The health care market has been inundated with new AI solutions, and to be sure, some of these solutions apply AI meaningfully and effectively; however, there are just as many solutions that promise to revolutionize care delivery and administration. In reality, many of these solutions amount to little more than using AI-powered chatbots to marginally reduce manual workflows and overhead, while charging customers exorbitant sums for the service.
The trend of AI companies moving into health care and health care companies moving into AI – fueled by large tech investments – is clear evidence of AI’s massive potential. Yet even the most well-established AI companies have struggled to adapt their solutions to the complexities of health care. ChatGPT is widely regarded as the most advanced generative AI available to the public, yet when researchers for JAMA Pediatrics recently put ChatGPT to the test, the program incorrectly diagnosed an astonishing 83% of pediatric cases.
These low-ROI applications make it harder for legitimate AI solutions from established health care AI organizations to gain a foothold in the market. And this pattern of overpromising and underdelivering will inevitably engender skepticism among health care leaders, which in turn will hamper adoption of AI-enabled solutions across the industry.
To effectively utilize AI in health care, health care leaders first need to understand what AI is capable of and, just as important, what it isn’t. A more complete understanding of AI is essential to help the health care industry separate truth from hype. Provider organizations in particular need to be very careful in how they apply AI, especially in regard to patient care. But there is a sweet spot for AI in the health care continuum: To address the overwhelming administrative burden many organizations are wrangling with. AI has tremendous potential to help with administrative simplification, risk adjustment and value-based care.
Much of the buzz surrounding health care AI is centered on the potential of generative models. Boston Consulting Group claims that generative AI can read and analyze MRIs, diagnose conditions, create personalized treatment plans for patients, improve health care data interoperability, and even support population health initiatives.
The potential for these applications certainly exists, but there are some significant hurdles to be cleared before the health care industry can meaningfully apply generative AI with little to no human input. Generative AI is expected to make mistakes as it learns; these mistakes are, in fact, how the AI learns. Other industries can afford to take a trial-and-error approach, but that isn’t the case in health care, where the stakes are much higher, and failure can be fatal. Care providers have a legal and moral duty to protect the lives of their patients, and there is simply no room for error.
Despite these challenges, the imperative to adopt AI in health care is clear. The industry’s move towards value-based care requires massive amounts of patient/member and population data to be effective. The more data health care organizations collect, the more administrative work is needed to manage it, and the more the industry spends on administrative tasks. A recent report from the Council for Affordable Quality Healthcare (CAQH) found that the health care industry spent $60 billion on administrative tasks in 2022, an $18 billion increase from 2021.

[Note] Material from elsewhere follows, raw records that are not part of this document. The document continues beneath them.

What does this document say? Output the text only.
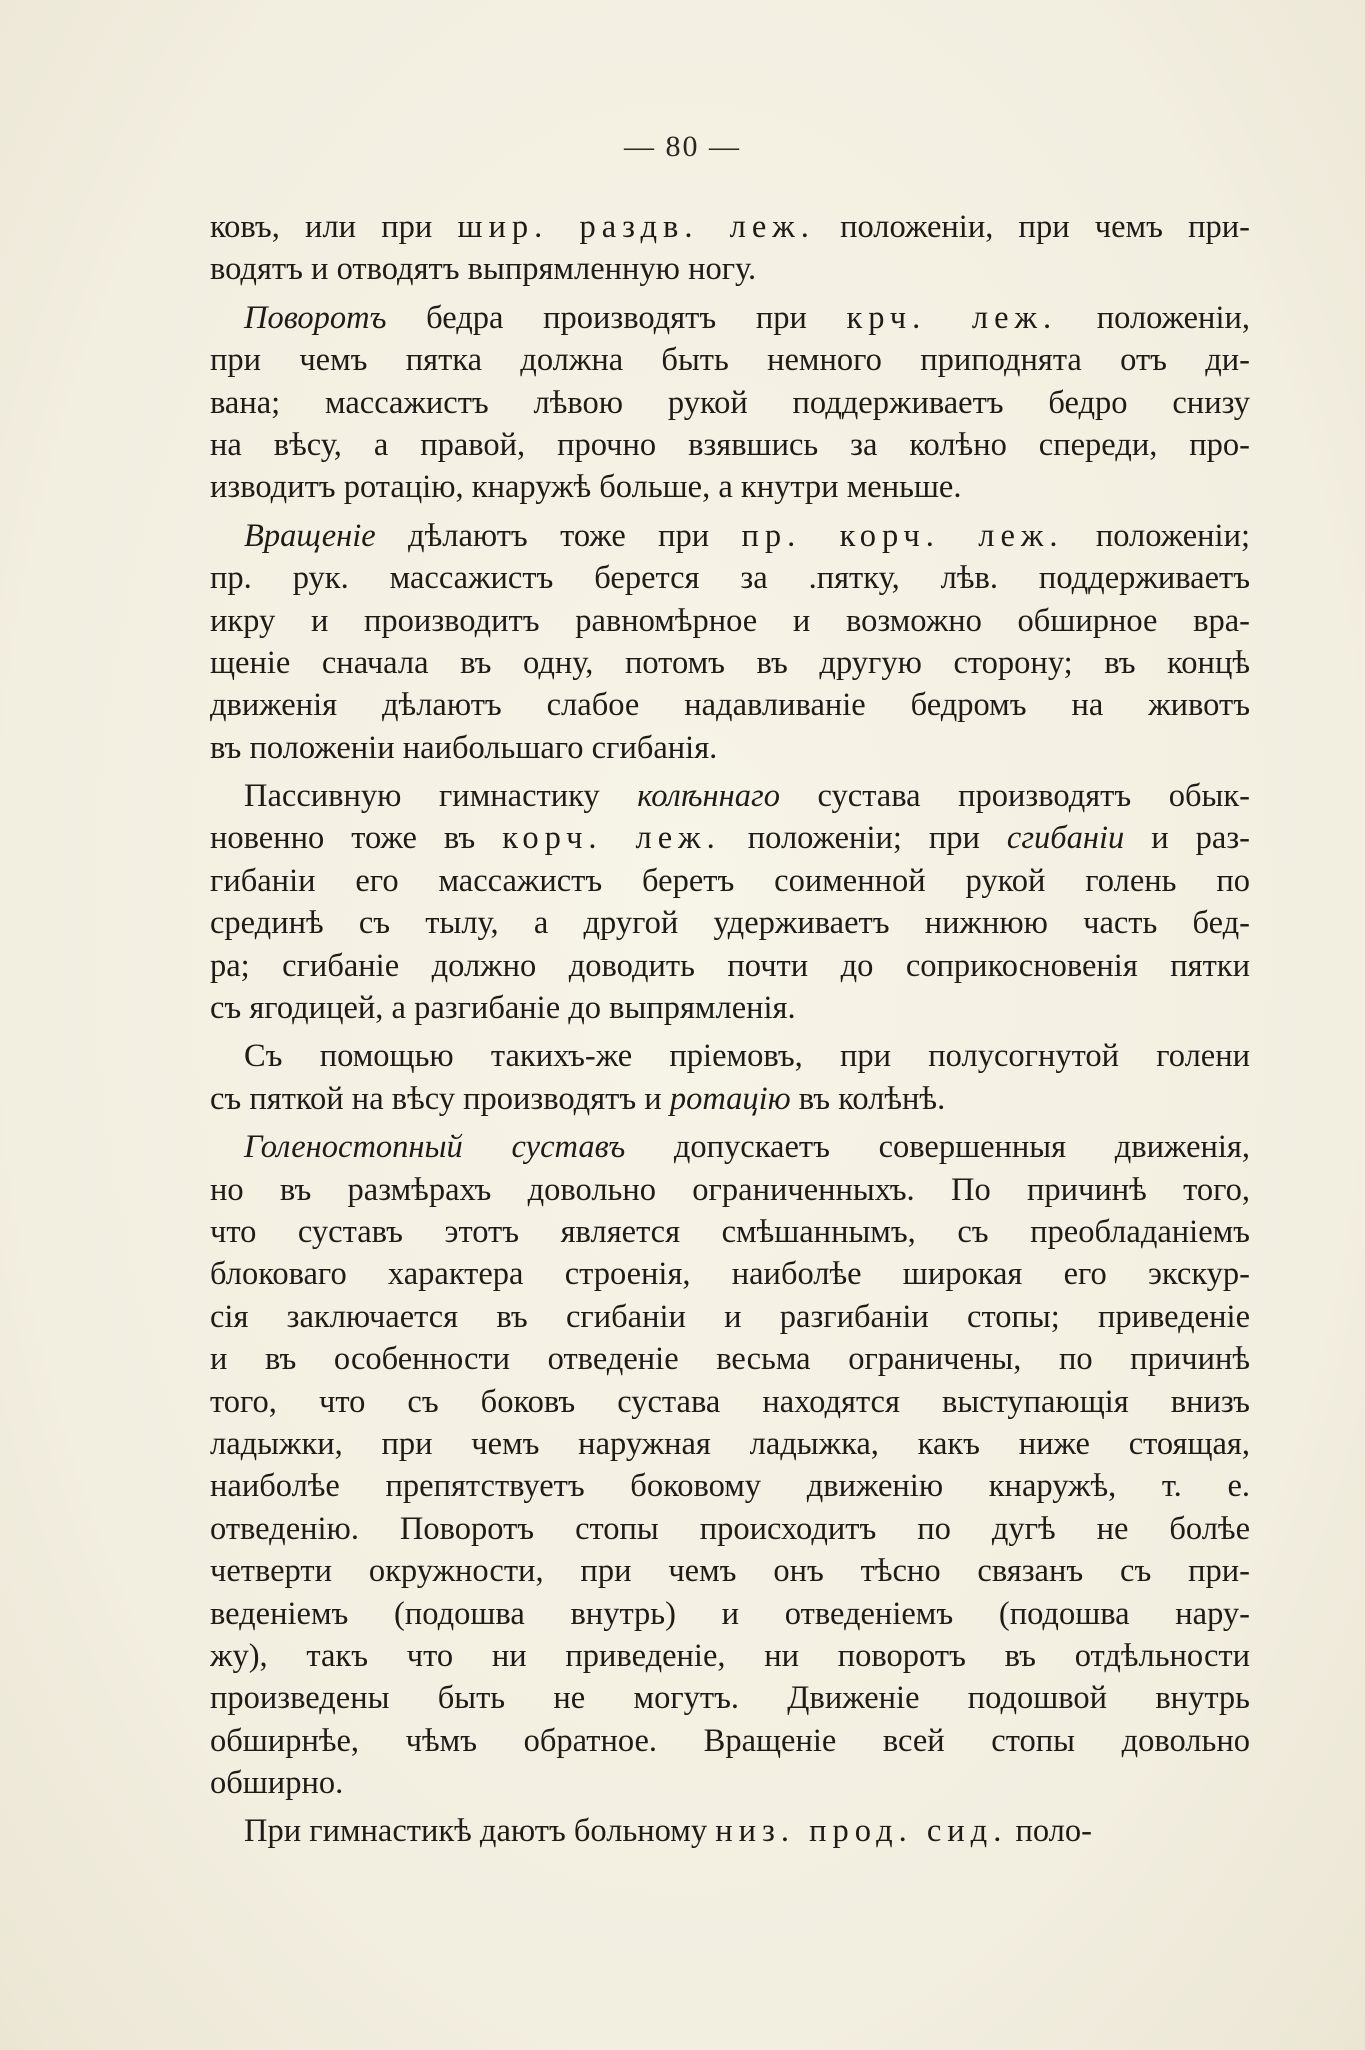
— 80 —
ковъ, или при шир. раздв. леж. положенiи, при чемъ при-
водятъ и отводятъ выпрямленную ногу.
Поворотъ бедра производятъ при крч. леж. положенiи,
при чемъ пятка должна быть немного приподнята отъ ди-
вана; массажистъ лѣвою рукой поддерживаетъ бедро снизу
на вѣсу, а правой, прочно взявшись за колѣно спереди, про-
изводитъ ротацiю, кнаружѣ больше, а кнутри меньше.
Вращенiе дѣлаютъ тоже при пр. корч. леж. положенiи;
пр. рук. массажистъ берется за .пятку, лѣв. поддерживаетъ
икру и производитъ равномѣрное и возможно обширное вра-
щенiе сначала въ одну, потомъ въ другую сторону; въ концѣ
движенiя дѣлаютъ слабое надавливанiе бедромъ на животъ
въ положенiи наибольшаго сгибанiя.
Пассивную гимнастику колѣннаго сустава производятъ обык-
новенно тоже въ корч. леж. положенiи; при сгибанiи и раз-
гибанiи его массажистъ беретъ соименной рукой голень по
срединѣ съ тылу, а другой удерживаетъ нижнюю часть бед-
ра; сгибанiе должно доводить почти до соприкосновенiя пятки
съ ягодицей, а разгибанiе до выпрямленiя.
Съ помощью такихъ-же прiемовъ, при полусогнутой голени
съ пяткой на вѣсу производятъ и ротацiю въ колѣнѣ.
Голеностопный суставъ допускаетъ совершенныя движенiя,
но въ размѣрахъ довольно ограниченныхъ. По причинѣ того,
что суставъ этотъ является смѣшаннымъ, съ преобладанiемъ
блоковаго характера строенiя, наиболѣе широкая его экскур-
сiя заключается въ сгибанiи и разгибанiи стопы; приведенiе
и въ особенности отведенiе весьма ограничены, по причинѣ
того, что съ боковъ сустава находятся выступающiя внизъ
ладыжки, при чемъ наружная ладыжка, какъ ниже стоящая,
наиболѣе препятствуетъ боковому движенiю кнаружѣ, т. е.
отведенiю. Поворотъ стопы происходитъ по дугѣ не болѣе
четверти окружности, при чемъ онъ тѣсно связанъ съ при-
веденiемъ (подошва внутрь) и отведенiемъ (подошва нару-
жу), такъ что ни приведенiе, ни поворотъ въ отдѣльности
произведены быть не могутъ. Движенiе подошвой внутрь
обширнѣе, чѣмъ обратное. Вращенiе всей стопы довольно
обширно.
При гимнастикѣ даютъ больному низ. прод. сид. поло-
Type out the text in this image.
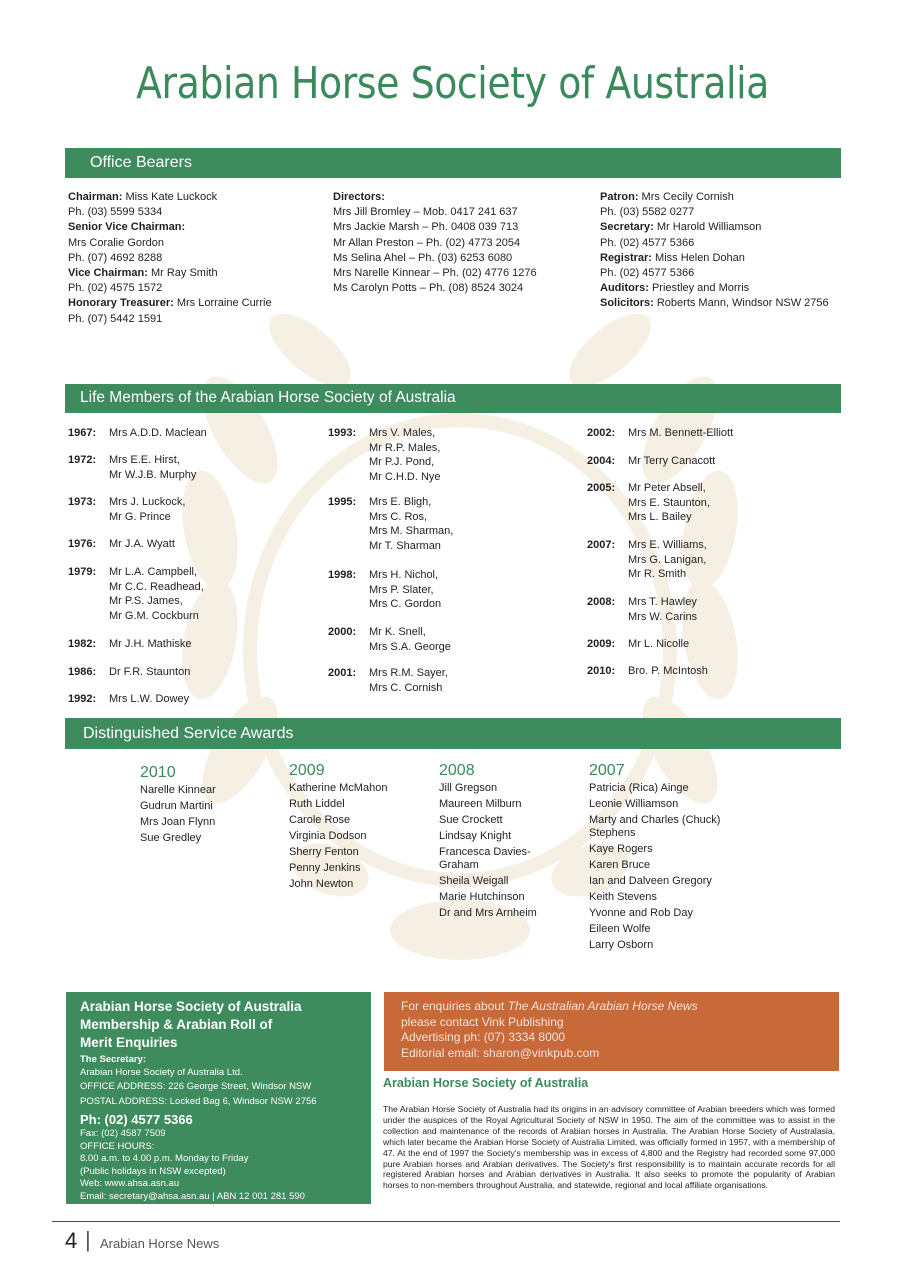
Arabian Horse Society of Australia
Office Bearers
Chairman: Miss Kate Luckock
Ph. (03) 5599 5334
Senior Vice Chairman:
Mrs Coralie Gordon
Ph. (07) 4692 8288
Vice Chairman: Mr Ray Smith
Ph. (02) 4575 1572
Honorary Treasurer: Mrs Lorraine Currie
Ph. (07) 5442 1591
Directors:
Mrs Jill Bromley – Mob. 0417 241 637
Mrs Jackie Marsh – Ph. 0408 039 713
Mr Allan Preston – Ph. (02) 4773 2054
Ms Selina Ahel – Ph. (03) 6253 6080
Mrs Narelle Kinnear – Ph. (02) 4776 1276
Ms Carolyn Potts – Ph. (08) 8524 3024
Patron: Mrs Cecily Cornish
Ph. (03) 5582 0277
Secretary: Mr Harold Williamson
Ph. (02) 4577 5366
Registrar: Miss Helen Dohan
Ph. (02) 4577 5366
Auditors: Priestley and Morris
Solicitors: Roberts Mann, Windsor NSW 2756
Life Members of the Arabian Horse Society of Australia
1967:	Mrs A.D.D. Maclean
1972:	Mrs E.E. Hirst,
Mr W.J.B. Murphy
1973:	Mrs J. Luckock,
Mr G. Prince
1976:	Mr J.A. Wyatt
1979:	Mr L.A. Campbell,
Mr C.C. Readhead,
Mr P.S. James,
Mr G.M. Cockburn
1982:	Mr J.H. Mathiske
1986:	Dr F.R. Staunton
1992:	Mrs L.W. Dowey
1993:	Mrs V. Males,
Mr R.P. Males,
Mr P.J. Pond,
Mr C.H.D. Nye
1995:	Mrs E. Bligh,
Mrs C. Ros,
Mrs M. Sharman,
Mr T. Sharman
1998:	Mrs H. Nichol,
Mrs P. Slater,
Mrs C. Gordon
2000:	Mr K. Snell,
Mrs S.A. George
2001:	Mrs R.M. Sayer,
Mrs C. Cornish
2002:	Mrs M. Bennett-Elliott
2004:	Mr Terry Canacott
2005:	Mr Peter Absell,
Mrs E. Staunton,
Mrs L. Bailey
2007:	Mrs E. Williams,
Mrs G. Lanigan,
Mr R. Smith
2008:	Mrs T. Hawley
Mrs W. Carins
2009:	Mr L. Nicolle
2010:	Bro. P. McIntosh
Distinguished Service Awards
2010
Narelle Kinnear
Gudrun Martini
Mrs Joan Flynn
Sue Gredley
2009
Katherine McMahon
Ruth Liddel
Carole Rose
Virginia Dodson
Sherry Fenton
Penny Jenkins
John Newton
2008
Jill Gregson
Maureen Milburn
Sue Crockett
Lindsay Knight
Francesca Davies-
Graham
Sheila Weigall
Marie Hutchinson
Dr and Mrs Arnheim
2007
Patricia (Rica) Ainge
Leonie Williamson
Marty and Charles (Chuck)
Stephens
Kaye Rogers
Karen Bruce
Ian and Dalveen Gregory
Keith Stevens
Yvonne and Rob Day
Eileen Wolfe
Larry Osborn
Arabian Horse Society of Australia
Membership & Arabian Roll of
Merit Enquiries
The Secretary:
Arabian Horse Society of Australia Ltd.
OFFICE ADDRESS: 226 George Street, Windsor NSW
POSTAL ADDRESS: Locked Bag 6, Windsor NSW 2756
Ph: (02) 4577 5366
Fax: (02) 4587 7509
OFFICE HOURS:
8.00 a.m. to 4.00 p.m. Monday to Friday
(Public holidays in NSW excepted)
Web: www.ahsa.asn.au
Email: secretary@ahsa.asn.au | ABN 12 001 281 590
For enquiries about The Australian Arabian Horse News
please contact Vink Publishing
Advertising ph: (07) 3334 8000
Editorial email: sharon@vinkpub.com
Arabian Horse Society of Australia
The Arabian Horse Society of Australia had its origins in an advisory committee of Arabian breeders which was formed under the auspices of the Royal Agricultural Society of NSW in 1950. The aim of the committee was to assist in the collection and maintenance of the records of Arabian horses in Australia. The Arabian Horse Society of Australasia, which later became the Arabian Horse Society of Australia Limited, was officially formed in 1957, with a membership of 47. At the end of 1997 the Society's membership was in excess of 4,800 and the Registry had recorded some 97,000 pure Arabian horses and Arabian derivatives. The Society's first responsibility is to maintain accurate records for all registered Arabian horses and Arabian derivatives in Australia. It also seeks to promote the popularity of Arabian horses to non-members throughout Australia, and statewide, regional and local affiliate organisations.
4 | Arabian Horse News
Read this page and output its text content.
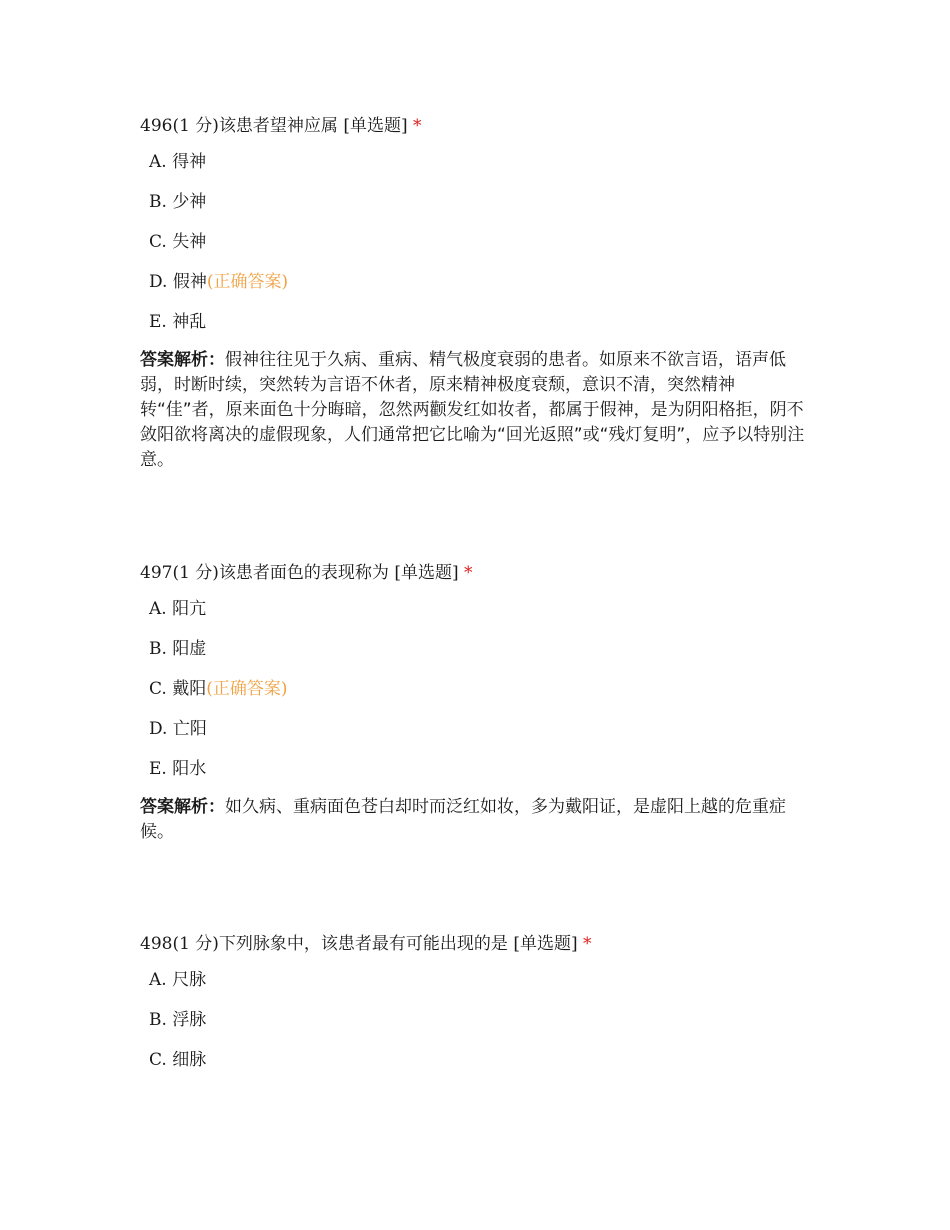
496(1 分)该患者望神应属 [单选题] *

A. 得神
B. 少神
C. 失神
D. 假神(正确答案)
E. 神乱
答案解析：假神往往见于久病、重病、精气极度衰弱的患者。如原来不欲言语，语声低弱，时断时续，突然转为言语不休者，原来精神极度衰颓，意识不清，突然精神转“佳”者，原来面色十分晦暗，忽然两颧发红如妆者，都属于假神，是为阴阳格拒，阴不敛阳欲将离决的虚假现象，人们通常把它比喻为“回光返照”或“残灯复明”，应予以特别注意。

497(1 分)该患者面色的表现称为 [单选题] *

A. 阳亢
B. 阳虚
C. 戴阳(正确答案)
D. 亡阳
E. 阳水
答案解析：如久病、重病面色苍白却时而泛红如妆，多为戴阳证，是虚阳上越的危重症候。

498(1 分)下列脉象中，该患者最有可能出现的是 [单选题] *

A. 尺脉
B. 浮脉
C. 细脉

Most patient data is unstructured (images, chart notes, non-OCR PDFs and faxes, etc.) and is not easily organized or pulled into health care systems for further analysis. As a result, valuable insights about patients/members and populations often remain inaccessible to health care organizations. Administrative overhead can significantly be reduced by applying AI to help make human workers more efficient. Generative AI can deliver contextual data to provide details and assistance to dramatically decrease administrative tasks.
Health care organizations also operate across disparate systems, which exacerbates the challenge of data sharing. The insights providers and health plans exchange with one another are often fragmented and incomplete, which in turn creates friction between partner organizations. Overcoming these obstacles is vital for success in value-based care.
Effectively harnessing and applying data-derived intelligence is one major hurdle for the health care industry. Another is the need to ensure the fidelity and accuracy of that data. AI models are only as accurate as the data they are trained on; health care organizations must prioritize data fidelity to optimize the accuracy of AI-driven insights.
The road to meaningful AI adoption in health care is a long one. Nevertheless, the health care industry’s data problem underscores the urgent need for AI support. By prioritizing data accuracy and interoperability, stakeholders can begin to unlock the potential of AI in health care. As it always has, the industry will continue to evolve.
Reshaping the future of health care delivery and administration will require a responsible and judicious application of AI solutions. And while AI can augment the work humans do, it is important to remember that AI alone is not an acceptable substitute for human interaction and clinical evaluation.